Talk about horsepower. You only have to stroke the gas pedal of the Volkswagen Golf GT and you're off through the gate like Medic Power. Most 1.4-litre cars need some whip for such pace along the Tai Tam Road, but the GT is eager on the outside and so responsive in the final stretch to the Shek O turn that I'm beginning to wonder whether this griffin's better value than its GTi stablemate at Hong Kong speeds.
GTi fans might disagree, yet they may also be the first to admit that the Golf GT is a further symptom of climate change in car design. Rising fuel prices, concerns about global warming, and increasing taxes on fuel consumption and emissions in key markets have forced marques to make cleaner and faster engines.
Porsche, for instance, has just added 50 horsepower to its new 3.6-litre GT2, yet improved its fuel efficiency by 15 per cent, to 12.5 litres per 100km. Marques such as Renault have also learned how to downsize this more fuel-efficient spark into smaller engines. BMW and PSA Peugeot collaborated to design a scaled-down 1.6-litre turbo Peugeot 207 GT that can sprint to 100km/h in 8.3 seconds and sip but 8.9 litres of petrol over 100km for a spew of just 166 grams of CO2 per kilometre.
Now VW has shrunk its petrol engines too, by corralling 170 horses into its block, courtesy of a TSI fuel-injection system that squirts and burns fuel so efficiently that some writers say it could compete with the diesels that dominate in Europe.
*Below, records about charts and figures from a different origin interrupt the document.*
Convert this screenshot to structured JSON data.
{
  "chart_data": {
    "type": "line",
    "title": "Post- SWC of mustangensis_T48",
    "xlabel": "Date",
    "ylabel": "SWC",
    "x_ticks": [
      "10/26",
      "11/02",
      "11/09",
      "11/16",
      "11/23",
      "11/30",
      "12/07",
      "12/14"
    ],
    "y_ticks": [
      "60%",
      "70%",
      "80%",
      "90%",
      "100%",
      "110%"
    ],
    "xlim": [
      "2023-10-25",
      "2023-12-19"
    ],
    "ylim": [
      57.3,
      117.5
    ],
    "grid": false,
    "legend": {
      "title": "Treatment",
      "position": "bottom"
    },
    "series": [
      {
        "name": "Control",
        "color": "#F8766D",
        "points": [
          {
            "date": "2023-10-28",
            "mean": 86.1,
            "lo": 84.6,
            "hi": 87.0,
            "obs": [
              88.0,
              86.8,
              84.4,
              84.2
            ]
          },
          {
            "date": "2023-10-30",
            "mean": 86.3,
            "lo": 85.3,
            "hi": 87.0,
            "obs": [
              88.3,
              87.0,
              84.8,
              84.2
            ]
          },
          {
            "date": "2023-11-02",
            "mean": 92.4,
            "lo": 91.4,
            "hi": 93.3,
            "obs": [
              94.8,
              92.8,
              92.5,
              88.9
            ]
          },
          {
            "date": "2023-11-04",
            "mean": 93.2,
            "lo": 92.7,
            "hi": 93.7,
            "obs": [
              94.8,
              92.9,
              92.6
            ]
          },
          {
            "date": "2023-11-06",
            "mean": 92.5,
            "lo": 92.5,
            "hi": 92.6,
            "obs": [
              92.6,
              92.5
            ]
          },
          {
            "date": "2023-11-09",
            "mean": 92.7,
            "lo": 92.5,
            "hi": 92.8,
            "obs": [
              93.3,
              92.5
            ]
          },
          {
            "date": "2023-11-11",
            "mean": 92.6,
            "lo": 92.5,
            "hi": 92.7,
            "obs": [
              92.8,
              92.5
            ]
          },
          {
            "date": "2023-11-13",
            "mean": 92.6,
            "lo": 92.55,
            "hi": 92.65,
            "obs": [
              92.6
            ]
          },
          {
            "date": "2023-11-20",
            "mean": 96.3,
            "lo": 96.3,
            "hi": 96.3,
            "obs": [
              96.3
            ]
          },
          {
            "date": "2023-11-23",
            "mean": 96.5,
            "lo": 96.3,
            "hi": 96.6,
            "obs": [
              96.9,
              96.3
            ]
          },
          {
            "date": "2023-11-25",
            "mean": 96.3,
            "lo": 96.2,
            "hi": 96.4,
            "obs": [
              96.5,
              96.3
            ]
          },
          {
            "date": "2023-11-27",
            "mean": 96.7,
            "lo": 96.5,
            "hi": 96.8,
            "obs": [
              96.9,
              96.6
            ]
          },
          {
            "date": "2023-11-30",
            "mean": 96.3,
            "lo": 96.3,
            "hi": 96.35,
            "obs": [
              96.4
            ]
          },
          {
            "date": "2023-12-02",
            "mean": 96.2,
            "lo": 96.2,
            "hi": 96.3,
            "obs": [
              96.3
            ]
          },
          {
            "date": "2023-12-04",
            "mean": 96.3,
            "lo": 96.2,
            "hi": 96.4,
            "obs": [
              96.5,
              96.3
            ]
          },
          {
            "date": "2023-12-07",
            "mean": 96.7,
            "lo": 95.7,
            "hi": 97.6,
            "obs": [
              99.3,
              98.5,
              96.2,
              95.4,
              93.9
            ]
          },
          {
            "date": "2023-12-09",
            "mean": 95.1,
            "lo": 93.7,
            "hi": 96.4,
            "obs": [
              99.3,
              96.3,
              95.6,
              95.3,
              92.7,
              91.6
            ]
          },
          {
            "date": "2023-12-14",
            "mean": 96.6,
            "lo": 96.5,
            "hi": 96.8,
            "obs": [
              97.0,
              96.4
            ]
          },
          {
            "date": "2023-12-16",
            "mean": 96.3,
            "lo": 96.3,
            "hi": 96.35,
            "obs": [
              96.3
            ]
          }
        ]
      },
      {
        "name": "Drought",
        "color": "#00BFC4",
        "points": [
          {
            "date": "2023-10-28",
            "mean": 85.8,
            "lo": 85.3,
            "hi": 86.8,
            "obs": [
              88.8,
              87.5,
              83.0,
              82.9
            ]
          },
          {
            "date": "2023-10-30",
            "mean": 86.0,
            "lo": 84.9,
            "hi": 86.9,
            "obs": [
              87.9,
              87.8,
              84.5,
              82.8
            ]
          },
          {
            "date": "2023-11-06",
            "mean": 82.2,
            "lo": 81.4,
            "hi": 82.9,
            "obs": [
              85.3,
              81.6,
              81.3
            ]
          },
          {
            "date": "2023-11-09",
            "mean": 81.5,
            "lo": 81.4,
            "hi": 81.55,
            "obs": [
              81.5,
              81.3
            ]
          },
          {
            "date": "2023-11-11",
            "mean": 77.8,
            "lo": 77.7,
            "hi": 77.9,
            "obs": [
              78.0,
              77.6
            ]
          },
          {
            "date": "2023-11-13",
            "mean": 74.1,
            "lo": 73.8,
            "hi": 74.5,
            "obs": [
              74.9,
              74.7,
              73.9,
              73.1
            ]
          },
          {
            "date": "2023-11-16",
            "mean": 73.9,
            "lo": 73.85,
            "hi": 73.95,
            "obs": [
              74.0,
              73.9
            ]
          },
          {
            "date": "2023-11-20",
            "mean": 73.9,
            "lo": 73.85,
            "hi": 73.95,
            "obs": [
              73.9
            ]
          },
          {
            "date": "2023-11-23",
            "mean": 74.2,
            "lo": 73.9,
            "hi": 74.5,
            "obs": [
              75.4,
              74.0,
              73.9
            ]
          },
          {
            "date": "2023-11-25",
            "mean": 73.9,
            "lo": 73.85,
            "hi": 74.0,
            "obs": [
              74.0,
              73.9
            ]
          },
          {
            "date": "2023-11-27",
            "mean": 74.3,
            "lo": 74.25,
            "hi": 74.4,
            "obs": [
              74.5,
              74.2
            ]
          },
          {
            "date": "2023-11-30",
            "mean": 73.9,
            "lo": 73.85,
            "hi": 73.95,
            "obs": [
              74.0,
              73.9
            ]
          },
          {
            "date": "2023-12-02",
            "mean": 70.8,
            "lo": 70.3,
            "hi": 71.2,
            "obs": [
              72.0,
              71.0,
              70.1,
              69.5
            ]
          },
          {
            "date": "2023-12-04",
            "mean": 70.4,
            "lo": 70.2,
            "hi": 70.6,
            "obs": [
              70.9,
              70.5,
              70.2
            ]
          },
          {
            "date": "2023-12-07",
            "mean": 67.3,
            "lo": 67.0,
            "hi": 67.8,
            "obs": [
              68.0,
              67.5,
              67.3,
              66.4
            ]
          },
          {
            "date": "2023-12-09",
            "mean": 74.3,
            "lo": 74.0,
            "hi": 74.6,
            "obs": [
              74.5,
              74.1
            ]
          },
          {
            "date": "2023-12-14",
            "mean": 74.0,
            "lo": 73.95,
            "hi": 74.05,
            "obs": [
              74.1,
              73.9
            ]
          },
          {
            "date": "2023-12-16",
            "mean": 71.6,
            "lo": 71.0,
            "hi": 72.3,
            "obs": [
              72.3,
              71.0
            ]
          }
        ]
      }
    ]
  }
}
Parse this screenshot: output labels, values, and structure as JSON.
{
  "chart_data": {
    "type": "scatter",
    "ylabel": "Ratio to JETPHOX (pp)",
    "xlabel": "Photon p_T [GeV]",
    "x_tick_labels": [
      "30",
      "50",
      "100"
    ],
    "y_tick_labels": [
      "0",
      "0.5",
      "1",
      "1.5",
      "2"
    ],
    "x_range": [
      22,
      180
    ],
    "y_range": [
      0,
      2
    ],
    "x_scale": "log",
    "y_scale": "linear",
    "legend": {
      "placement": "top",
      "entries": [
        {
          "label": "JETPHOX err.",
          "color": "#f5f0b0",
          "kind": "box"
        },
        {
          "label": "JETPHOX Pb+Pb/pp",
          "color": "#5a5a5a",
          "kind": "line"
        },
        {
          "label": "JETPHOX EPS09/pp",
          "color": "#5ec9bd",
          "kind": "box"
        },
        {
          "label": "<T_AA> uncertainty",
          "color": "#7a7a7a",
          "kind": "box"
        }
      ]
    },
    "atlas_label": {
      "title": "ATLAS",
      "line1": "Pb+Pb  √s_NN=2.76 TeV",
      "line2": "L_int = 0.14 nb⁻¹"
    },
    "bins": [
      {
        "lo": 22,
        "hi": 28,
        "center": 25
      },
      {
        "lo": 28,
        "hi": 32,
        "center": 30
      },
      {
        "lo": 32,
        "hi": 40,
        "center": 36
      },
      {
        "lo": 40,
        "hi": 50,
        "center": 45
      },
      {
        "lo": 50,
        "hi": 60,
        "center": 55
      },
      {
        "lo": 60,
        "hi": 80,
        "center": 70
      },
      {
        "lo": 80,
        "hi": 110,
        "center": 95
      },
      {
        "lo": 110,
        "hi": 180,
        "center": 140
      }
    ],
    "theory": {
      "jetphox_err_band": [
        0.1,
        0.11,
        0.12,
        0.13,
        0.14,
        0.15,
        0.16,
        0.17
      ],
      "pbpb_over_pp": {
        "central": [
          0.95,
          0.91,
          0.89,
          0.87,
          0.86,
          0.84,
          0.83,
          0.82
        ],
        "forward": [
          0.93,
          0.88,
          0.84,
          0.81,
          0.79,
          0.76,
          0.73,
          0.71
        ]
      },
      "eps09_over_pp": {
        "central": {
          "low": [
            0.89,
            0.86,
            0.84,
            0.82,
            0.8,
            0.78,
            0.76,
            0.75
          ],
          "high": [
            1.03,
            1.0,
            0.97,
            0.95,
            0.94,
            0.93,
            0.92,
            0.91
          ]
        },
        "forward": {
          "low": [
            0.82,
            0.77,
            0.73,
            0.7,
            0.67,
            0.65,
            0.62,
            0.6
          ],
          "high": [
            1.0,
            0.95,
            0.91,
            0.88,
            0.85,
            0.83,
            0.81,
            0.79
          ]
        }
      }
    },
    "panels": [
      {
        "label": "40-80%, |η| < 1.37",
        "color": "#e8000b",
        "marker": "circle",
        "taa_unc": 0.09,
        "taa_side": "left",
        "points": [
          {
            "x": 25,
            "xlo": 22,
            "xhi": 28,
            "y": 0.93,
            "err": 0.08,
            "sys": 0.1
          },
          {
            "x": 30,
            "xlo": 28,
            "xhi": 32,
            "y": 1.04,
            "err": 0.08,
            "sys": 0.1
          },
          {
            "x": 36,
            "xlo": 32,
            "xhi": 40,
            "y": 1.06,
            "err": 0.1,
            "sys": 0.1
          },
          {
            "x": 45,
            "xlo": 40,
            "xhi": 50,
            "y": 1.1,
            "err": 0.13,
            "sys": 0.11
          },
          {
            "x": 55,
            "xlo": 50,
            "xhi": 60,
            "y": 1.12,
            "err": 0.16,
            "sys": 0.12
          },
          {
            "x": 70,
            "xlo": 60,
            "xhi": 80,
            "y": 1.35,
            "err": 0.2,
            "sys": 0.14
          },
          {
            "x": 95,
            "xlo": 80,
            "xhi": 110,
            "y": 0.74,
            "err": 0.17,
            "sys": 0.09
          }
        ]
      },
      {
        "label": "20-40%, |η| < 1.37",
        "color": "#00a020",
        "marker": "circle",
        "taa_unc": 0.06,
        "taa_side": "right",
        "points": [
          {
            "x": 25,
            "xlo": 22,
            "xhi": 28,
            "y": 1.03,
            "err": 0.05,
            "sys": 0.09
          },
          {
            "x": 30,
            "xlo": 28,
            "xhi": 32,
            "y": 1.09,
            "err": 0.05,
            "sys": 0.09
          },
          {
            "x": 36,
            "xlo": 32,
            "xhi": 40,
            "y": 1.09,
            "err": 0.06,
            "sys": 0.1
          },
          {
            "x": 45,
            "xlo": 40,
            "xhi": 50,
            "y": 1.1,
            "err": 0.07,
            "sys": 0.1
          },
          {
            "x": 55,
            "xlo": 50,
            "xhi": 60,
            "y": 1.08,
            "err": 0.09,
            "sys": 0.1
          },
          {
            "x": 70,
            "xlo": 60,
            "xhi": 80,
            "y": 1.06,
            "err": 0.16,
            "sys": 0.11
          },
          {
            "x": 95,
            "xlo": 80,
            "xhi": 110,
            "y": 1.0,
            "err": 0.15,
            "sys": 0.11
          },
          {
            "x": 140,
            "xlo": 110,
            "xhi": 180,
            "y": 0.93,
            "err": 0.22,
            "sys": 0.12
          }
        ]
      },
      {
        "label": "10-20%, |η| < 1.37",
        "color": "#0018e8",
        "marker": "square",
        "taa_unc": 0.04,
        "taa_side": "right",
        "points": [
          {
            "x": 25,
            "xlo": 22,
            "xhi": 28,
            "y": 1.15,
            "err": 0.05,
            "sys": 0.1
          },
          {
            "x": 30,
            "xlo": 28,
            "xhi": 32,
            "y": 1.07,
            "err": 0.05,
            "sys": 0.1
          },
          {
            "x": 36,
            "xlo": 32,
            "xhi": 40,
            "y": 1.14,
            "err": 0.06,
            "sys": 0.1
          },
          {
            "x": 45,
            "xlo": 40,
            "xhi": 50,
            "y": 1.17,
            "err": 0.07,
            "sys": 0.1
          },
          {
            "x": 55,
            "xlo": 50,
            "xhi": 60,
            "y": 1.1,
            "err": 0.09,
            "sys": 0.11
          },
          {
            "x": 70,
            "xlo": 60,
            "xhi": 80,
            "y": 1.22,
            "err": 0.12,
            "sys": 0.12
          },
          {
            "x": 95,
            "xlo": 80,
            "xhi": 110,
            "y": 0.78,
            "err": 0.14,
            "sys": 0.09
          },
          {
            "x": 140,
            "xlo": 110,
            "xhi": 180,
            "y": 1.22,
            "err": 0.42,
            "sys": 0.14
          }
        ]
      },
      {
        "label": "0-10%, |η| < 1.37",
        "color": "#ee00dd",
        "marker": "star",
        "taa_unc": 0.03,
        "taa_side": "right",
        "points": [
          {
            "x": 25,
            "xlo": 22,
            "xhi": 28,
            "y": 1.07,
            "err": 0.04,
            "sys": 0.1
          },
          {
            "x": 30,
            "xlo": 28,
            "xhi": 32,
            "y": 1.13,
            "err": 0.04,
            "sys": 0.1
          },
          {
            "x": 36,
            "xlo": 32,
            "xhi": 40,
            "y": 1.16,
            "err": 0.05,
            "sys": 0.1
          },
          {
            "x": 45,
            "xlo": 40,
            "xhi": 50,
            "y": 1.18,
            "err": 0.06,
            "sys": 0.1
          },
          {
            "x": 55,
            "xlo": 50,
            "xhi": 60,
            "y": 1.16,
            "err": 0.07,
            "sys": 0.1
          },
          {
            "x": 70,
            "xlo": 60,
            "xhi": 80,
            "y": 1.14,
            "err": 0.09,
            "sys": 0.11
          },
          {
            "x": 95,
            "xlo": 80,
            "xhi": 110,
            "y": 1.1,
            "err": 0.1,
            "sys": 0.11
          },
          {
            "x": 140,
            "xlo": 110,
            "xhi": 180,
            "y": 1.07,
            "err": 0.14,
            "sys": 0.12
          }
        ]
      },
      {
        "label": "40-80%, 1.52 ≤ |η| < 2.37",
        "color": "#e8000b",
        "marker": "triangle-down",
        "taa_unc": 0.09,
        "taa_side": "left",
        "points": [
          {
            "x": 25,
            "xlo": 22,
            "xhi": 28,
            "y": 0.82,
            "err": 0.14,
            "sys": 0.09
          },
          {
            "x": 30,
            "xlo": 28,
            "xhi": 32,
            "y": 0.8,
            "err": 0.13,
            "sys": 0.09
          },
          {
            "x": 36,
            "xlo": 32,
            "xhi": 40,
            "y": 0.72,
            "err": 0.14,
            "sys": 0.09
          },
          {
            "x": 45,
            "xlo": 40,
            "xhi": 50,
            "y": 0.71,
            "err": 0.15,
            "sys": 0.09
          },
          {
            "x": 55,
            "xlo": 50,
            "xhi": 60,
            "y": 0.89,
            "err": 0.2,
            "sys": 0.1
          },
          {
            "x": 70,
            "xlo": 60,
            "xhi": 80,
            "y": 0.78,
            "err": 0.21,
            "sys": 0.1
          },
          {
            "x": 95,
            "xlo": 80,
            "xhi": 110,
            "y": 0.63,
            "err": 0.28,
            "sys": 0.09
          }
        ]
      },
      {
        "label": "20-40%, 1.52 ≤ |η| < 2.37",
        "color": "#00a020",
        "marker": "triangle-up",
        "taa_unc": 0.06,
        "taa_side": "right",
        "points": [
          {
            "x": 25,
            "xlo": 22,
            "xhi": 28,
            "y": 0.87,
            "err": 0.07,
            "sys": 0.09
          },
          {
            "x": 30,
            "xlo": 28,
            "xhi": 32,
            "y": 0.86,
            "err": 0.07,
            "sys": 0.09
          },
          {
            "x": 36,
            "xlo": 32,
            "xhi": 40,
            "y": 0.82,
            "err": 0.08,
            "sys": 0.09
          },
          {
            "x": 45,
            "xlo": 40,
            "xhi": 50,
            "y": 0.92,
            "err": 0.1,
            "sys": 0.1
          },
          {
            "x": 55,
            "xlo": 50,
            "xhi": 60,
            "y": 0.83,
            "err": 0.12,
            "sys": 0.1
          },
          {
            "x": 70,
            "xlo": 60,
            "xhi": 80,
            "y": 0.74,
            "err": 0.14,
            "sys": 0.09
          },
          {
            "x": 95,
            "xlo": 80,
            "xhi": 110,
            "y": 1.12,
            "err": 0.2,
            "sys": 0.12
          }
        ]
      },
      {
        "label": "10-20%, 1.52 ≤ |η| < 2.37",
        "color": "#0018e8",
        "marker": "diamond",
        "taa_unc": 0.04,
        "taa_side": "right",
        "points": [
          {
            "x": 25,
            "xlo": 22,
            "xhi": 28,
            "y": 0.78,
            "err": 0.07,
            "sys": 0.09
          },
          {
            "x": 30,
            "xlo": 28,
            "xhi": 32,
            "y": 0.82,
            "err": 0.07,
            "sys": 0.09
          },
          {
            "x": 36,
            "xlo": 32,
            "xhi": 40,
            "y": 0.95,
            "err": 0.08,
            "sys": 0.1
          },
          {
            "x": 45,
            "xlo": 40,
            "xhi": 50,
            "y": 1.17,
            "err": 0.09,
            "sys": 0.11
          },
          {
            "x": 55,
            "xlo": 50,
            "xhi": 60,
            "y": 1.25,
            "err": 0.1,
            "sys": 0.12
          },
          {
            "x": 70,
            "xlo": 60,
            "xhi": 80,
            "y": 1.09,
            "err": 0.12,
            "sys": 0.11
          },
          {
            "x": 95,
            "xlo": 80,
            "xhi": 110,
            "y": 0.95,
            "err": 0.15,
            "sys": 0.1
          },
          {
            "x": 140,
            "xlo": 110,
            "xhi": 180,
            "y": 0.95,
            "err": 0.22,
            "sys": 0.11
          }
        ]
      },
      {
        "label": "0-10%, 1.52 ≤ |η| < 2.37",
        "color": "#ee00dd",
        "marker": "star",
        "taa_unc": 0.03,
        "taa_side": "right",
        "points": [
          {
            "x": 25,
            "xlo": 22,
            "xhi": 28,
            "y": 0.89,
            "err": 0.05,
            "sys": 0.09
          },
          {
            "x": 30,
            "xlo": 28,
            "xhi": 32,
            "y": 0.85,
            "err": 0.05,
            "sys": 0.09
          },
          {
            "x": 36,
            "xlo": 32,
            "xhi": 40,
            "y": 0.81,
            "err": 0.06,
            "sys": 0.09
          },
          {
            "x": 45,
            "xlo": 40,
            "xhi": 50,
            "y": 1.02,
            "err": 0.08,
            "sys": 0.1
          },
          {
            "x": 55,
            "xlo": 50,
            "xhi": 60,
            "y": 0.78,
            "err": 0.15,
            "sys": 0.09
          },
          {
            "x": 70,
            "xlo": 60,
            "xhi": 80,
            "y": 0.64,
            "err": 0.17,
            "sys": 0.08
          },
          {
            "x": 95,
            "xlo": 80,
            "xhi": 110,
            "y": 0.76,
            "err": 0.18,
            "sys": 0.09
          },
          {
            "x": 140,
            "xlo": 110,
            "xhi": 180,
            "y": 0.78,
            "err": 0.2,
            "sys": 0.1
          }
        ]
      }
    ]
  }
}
The GT engine's secret is the combination of a supercharger for low revs and a turbocharger that kicks in at about 3,500rpm. It works well on the south side. A new charge pressure dial on the dashboard tells you how much turbo oomph you've got, but that seems to be a gimmick in Hong Kong's push and go. Anoraks might listen hard for the whine of the supercharger giving way to the whoosh of the turbo, but the transition's smooth and I don't feel any lag from the latter. Some western critics say the car hesitates at low revs in traffic, but the GT's as good as gold in Hong Kong's crawl.
Put your foot down further and the GT flies. Its little block wasn't named the 2006 International Engine of the Year for nothing, and VW's sprint claim of 100km/h in 7.7 seconds seem about right - a second faster to 100km/h than its 150hp, two-litre predecessor - thanks to a DSG gearbox. It changes gear faster than most people can and makes you seem a better driver, but its sure-fire smoothness could rob you of the pleasure of shifting to the sound of the VW's precocious little engine. Even so, the GT is a hottie for HK$249,000, with a top speed of 219km/h, a spew of 175gpk and a moderate thirst, at 9.6 litres per 100km in town.
When carsguide.news.com.au took a GT on a 500km run from Sydney to the Blue Mountains, the GT ran at a combined 8.4l/100km. But if the GT's rather too fast for the law on the Shek O Road, it's also worryingly quick for GTi fans.